Abstract

Introduction See the movie and read the book. This apparently innocuous sentence has got many of us into fierce discussions about how the written text compares with its filmic version. More often than not, the argument tipped toward the literary piece, considered a helpless victim in the hands of screenplay writers, directors, and producers. Such a situation arises from the age-old tradition of evaluating a translation according to its faithfulness to the original, which stands as a superior model to be duplicated. The old saying–traduttore traditore, ‘translator traitor’–still holds true to many more than would acknowledge it. Some translation theorists have, however, updated the saying, now recast as “translators have to be traitors”, which applies particularly to intersemiotic translation. Those who insist on comparing the book to the movie fail to perceive that book and film belong to different semiotic systems, and, as such, demand an evaluation based on criteria specific to their media.

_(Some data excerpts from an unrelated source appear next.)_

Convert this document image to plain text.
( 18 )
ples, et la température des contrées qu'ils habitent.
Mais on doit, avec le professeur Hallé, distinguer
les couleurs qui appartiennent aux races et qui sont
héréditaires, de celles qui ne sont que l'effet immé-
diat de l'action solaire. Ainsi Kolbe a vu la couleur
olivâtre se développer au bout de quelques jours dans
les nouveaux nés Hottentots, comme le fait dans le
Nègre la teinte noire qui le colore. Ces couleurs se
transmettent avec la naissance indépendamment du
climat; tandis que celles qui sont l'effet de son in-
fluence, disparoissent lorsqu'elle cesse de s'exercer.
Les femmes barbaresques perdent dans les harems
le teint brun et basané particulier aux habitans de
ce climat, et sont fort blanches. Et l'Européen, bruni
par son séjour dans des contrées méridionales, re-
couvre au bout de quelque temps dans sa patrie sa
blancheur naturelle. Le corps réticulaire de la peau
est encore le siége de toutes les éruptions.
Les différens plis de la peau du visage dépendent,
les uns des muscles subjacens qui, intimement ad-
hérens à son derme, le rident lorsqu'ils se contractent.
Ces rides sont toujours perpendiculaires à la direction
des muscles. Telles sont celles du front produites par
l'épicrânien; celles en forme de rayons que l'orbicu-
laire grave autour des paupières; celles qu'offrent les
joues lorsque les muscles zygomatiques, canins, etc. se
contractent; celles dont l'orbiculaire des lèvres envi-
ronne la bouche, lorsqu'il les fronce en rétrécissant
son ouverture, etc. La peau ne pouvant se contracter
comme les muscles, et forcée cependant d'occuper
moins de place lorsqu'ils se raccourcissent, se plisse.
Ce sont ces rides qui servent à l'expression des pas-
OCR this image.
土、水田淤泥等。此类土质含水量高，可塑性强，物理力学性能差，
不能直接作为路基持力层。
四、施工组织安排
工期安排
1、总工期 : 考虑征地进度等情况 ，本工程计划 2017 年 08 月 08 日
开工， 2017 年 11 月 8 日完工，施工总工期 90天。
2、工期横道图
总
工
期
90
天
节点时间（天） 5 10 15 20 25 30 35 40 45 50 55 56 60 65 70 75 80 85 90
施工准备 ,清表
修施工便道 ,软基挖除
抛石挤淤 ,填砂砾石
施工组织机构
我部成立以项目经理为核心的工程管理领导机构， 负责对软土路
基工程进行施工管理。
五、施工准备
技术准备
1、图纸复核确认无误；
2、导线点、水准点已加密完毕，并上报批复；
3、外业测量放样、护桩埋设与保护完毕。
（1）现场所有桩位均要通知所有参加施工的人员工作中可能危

The appropriate parameter to assess an intersemiotic translation would be the carrying through of meaning from the source system to the new representation. To say that one liked the movie but thought the book was better amounts to little more than stating one=s preference of apples to apple pie. They are not supposed to be compared, for one is what the other has become. It is better to compare how the meaning of a text was rendered into two or more movies. Or, if one wishes, to judge what recipe makes the best pie. The logical way of doing this, I propose, is examining the interpretant of the different signs. This paper provides a theoretical framework, based on Peirce, to analyze differences (to the detriment of specularity) in intersemiotic translation. For this purpose it discusses the importance of the interpretant in intersemiotic translation, mainly from literature to cinema, beginning with Peirce=s definition of the interpretant and proceeding to compare it with the notion of objective worlds.